Le 11 avril 2017, M. [T] [W] se rendait à la gendarmerie de [Localité 13] et déposait plainte en faisant valoir qu’il n’avait pas compris que l’acte signé chez le notaire était une donation.
La chambre départementale des notaires de Versailles initiait une procédure d’instruction à l’issue de laquelle elle considérait que M. [T] [W] avait bien reçu du notaire les renseignements et explications de nature à l’éclairer sur les conséquences de la donation. Elle en informait ce dernier, par lettre du 23 novembre 2017.
Le 27 juillet 2017, Mme [C] [O] épouse [W] présentait une requête au juge des tutelles de Senlis pour solliciter une mesure de protection au bénéfice de M. [T] [W]. Elle faisait état d’une altération des facultés mentales de ce dernier en précisant ‘fragile ; épilepsie’ et mentionnait comme actes urgents à réaliser, ‘annulation de la donation faite à son fils [V]’.
Par jugement du 28 novembre 2017, le juge des tutelles du tribunal d’instance de Senlis plaçait M. [T] [W] sous curatelle renforcée pour une durée de 60 mois et désignait Mme [C] [O] épouse [W] pour l’assister. La transcription de cette mesure a été publiée le 16 mars 2018 sur l’acte de naissance de l’intéressé.

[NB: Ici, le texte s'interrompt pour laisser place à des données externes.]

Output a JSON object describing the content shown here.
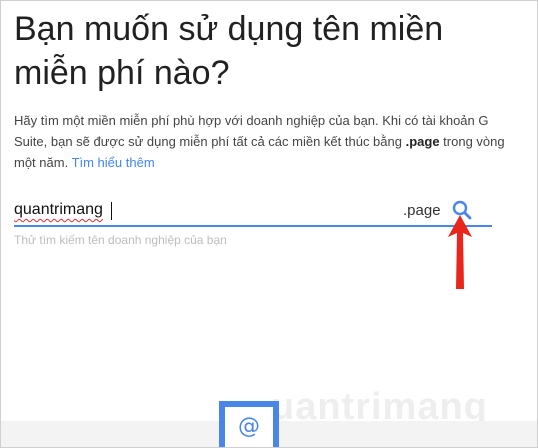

Par exploit du 6 avril 2018, M. [T] [W], sous curatelle renforcée, et Mme [C] [O] [W], ès qualités de curateur de M. [T] [W], faisaient assigner M. [V] [W] et la société civile professionnelle Saint Amand Notaires Associés aux fins de voir prononcer l’annulation de la donation signée le 29 décembre 2016 et entendre condamner la SCP Saint Amand Notaires Associés à la réparation des préjudices M. [T] [W].
Par un jugement contradictoire rendu le 14 décembre 2020, le tribunal judiciaire de Pontoise a :
– Débouté M. [T] [W], sous curatelle renforcée et Mme [C] [O] [W], ès qualités, de l’ensemble de leurs demandes.
– Condamné M. [T] [W], sous curatelle renforcée et Mme [C] [O] [W], ès qualités, à verser, sur le fondement de l’article 700 du code de procédure civile :
* la somme de l 500 euros à la SCP [M] venant aux droits de la SCP Saint Amand Notaires Associés,
* celle de 3 000 euros M. [V] [W],
– Condamné M. [T] [W], sous curatelle renforcée, et Mme [C] [O] [W], ès qualités, aux dépens.
M. [T] [W] et Mme [C] [O] [W], agissant en qualité de curatrice de M. [W], ont interjeté appel de ce jugement le 8 mars 2021 à l’encontre de M. [V] [W] et de la société SCP [J] [M].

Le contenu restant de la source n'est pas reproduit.